Create a port misuse policy to restrict traffic on a port to a specific
application. You configure a policy with specific port, protocol, and service rules to
specify when port misuse occurs, and what action the policy takes.
-
On the Main tab, click .
The Port Misuse screen opens.
-
Click Create.
The New Port Misuse Policy screen opens.
-
Type a name for the port misuse policy.
-
Type an optional description for the port misuse policy.
-
Select the Default Actions for the port misuse
policy.
- Select Drop on Service Mismatch to set a policy
default that drops packets when the service does not match the port, as
defined in the policy rules.
- Select Log on Service Mismatch to set a policy
default that logs service and port mismatches.
-
In the Rule Name field, type a name for a policy
rule.
-
From the Port list, select a port for the port matching
rule.
You can select from a list of commonly used ports, or select
Other and specify a port number.
-
From the IP Protocol list, select the IP protocol for
the port matching rule.
You can select TCP, UDP, or
SCTP.
-
From the Service list, select the service.
This setting configures the association between the service and port number.
Packets on this port that do not match the specified service type are dropped,
if Drop on Service Mismatch is applied to this
rule.
Important: You can specify a service on any port; you are
not limited to customary port and service pairings.

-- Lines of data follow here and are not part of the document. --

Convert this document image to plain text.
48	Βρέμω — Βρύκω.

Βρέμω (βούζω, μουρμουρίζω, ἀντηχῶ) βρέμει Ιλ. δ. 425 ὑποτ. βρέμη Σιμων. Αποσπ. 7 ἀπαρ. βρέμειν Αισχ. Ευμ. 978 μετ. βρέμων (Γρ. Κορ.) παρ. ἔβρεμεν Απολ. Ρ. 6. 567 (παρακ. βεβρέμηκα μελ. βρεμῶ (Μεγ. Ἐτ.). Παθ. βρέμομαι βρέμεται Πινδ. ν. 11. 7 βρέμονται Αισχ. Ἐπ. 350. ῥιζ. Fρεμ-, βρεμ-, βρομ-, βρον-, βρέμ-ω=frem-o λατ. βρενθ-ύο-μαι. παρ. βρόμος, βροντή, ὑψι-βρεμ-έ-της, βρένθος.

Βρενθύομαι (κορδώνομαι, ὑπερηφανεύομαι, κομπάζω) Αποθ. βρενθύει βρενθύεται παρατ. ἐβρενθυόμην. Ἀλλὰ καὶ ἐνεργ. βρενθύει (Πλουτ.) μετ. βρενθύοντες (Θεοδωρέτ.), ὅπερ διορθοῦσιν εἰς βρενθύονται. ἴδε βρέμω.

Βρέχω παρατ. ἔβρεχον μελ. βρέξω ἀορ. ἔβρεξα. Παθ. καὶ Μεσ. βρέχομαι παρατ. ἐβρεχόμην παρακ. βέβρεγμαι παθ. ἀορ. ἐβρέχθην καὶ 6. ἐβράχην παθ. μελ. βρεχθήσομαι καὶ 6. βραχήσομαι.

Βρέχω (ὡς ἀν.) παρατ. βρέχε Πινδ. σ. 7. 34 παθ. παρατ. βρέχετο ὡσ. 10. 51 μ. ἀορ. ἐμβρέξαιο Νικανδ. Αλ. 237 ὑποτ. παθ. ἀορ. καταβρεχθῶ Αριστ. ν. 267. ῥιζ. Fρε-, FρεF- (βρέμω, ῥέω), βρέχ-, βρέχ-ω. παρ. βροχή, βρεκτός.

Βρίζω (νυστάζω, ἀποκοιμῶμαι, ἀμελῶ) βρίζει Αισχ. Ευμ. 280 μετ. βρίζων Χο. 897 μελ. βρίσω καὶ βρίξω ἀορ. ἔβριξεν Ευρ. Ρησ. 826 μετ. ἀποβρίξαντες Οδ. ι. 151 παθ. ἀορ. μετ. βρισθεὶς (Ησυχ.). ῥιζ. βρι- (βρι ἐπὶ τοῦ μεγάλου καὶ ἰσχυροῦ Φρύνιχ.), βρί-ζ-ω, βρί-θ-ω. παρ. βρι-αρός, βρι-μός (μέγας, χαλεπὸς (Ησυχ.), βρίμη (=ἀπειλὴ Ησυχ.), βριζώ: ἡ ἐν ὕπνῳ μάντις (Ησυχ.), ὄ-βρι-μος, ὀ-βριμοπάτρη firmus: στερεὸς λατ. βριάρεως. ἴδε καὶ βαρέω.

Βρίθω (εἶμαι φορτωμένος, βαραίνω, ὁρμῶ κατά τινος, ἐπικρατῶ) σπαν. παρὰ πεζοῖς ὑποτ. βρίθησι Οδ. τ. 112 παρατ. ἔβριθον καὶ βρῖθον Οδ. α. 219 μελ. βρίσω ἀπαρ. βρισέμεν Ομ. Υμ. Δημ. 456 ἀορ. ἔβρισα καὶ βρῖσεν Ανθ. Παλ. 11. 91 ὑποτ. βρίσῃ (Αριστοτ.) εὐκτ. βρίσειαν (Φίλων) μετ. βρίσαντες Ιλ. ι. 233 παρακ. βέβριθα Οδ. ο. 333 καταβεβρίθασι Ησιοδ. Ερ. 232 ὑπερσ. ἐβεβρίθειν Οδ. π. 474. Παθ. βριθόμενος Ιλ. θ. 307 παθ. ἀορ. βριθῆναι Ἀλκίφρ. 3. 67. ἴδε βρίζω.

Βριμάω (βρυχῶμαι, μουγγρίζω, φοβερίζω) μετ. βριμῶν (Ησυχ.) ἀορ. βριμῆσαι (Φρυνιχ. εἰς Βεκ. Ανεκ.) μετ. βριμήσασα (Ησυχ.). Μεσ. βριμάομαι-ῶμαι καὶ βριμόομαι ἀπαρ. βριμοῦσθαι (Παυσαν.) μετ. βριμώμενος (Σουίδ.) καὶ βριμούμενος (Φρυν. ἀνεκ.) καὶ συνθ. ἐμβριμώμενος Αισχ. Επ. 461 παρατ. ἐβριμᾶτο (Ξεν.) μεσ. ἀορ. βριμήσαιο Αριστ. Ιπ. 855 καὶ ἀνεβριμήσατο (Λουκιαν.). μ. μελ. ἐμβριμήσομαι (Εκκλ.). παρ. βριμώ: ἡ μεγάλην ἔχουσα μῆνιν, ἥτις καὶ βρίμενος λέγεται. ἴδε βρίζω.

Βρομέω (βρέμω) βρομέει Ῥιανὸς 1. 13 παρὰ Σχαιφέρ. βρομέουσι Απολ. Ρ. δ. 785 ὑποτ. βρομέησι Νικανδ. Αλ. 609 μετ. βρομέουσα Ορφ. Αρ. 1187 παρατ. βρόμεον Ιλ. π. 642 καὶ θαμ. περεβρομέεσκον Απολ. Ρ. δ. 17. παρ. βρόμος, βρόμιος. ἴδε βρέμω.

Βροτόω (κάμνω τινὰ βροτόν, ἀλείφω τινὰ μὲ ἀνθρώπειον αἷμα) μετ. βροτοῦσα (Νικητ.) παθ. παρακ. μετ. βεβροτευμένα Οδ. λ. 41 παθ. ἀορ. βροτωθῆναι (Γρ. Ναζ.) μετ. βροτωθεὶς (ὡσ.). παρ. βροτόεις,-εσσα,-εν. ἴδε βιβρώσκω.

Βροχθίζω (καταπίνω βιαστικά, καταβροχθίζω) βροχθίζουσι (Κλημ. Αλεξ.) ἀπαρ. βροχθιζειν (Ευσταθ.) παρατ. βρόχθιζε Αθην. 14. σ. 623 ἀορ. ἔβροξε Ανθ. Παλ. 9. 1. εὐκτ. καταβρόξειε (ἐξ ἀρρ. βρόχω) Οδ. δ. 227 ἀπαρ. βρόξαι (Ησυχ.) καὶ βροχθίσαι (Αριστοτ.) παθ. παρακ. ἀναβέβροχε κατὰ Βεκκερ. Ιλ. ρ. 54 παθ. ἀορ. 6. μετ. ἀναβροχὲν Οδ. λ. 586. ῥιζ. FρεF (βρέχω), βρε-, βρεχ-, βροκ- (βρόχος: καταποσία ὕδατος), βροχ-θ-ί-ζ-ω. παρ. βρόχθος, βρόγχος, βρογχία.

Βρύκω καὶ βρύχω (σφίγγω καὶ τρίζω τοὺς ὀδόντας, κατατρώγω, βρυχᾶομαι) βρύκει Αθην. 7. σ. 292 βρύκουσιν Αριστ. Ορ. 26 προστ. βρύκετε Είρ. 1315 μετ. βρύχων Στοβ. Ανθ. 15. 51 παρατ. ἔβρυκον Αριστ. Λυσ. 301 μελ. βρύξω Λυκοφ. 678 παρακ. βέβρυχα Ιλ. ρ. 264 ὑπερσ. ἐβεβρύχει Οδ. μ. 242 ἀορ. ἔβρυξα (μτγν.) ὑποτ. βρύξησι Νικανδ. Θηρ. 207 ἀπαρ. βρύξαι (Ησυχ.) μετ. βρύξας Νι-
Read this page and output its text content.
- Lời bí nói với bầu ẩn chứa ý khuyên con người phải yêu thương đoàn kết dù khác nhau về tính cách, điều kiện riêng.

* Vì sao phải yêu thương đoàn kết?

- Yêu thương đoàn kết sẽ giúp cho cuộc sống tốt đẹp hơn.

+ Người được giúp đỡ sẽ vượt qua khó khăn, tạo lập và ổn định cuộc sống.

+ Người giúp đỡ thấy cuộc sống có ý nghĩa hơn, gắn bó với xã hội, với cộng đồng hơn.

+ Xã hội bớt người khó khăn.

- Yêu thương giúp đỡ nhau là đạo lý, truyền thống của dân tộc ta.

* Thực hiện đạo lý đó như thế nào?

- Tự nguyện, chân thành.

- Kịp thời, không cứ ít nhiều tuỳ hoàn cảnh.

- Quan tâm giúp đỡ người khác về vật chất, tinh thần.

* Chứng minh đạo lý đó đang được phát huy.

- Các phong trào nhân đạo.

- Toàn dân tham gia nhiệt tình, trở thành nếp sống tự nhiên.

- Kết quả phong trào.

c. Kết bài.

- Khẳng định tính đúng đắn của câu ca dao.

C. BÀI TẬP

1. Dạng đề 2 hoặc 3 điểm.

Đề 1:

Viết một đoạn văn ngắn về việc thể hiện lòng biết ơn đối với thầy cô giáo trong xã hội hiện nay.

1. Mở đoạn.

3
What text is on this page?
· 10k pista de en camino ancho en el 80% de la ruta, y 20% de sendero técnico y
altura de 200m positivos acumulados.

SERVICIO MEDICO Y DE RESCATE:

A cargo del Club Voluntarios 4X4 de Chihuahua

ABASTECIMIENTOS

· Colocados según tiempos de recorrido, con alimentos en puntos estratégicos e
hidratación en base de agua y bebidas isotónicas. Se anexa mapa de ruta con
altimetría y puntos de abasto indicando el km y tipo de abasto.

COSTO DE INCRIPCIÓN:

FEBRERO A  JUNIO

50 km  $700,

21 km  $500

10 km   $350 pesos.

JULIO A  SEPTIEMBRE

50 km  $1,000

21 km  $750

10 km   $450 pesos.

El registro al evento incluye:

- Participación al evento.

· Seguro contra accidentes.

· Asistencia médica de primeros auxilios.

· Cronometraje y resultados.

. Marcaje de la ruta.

You can configure any
service on any port as a rule in a port misuse policy.
-
From the Drop on Service Mismatch field, select the drop
behavior.
- Select Use Policy Default to use the default
action for packet drops, when the service does not match the port.
- Select Yes to drop packets when the service does
not match the port.
- Select No to allow packets when the service does
not match the port.
-
From the Log on Service Mismatch field, select the
logging behavior.
- Select Use Policy Default to use the default
action for logging packet drops, when the service does not match the
port.
- Select Yes to log dropped packets when the
service does not match the port.
- Select No to not log packet drops when the
service does not match the port.
-
Click Finished to save the port misuse policy.
The port misuse policy is now configured to drop packets for specified ports, when
the service does not match.
Select the port misuse policy in a service policy, and apply the service policy to
a self IP, route domain, firewall rule, or firewall rule list.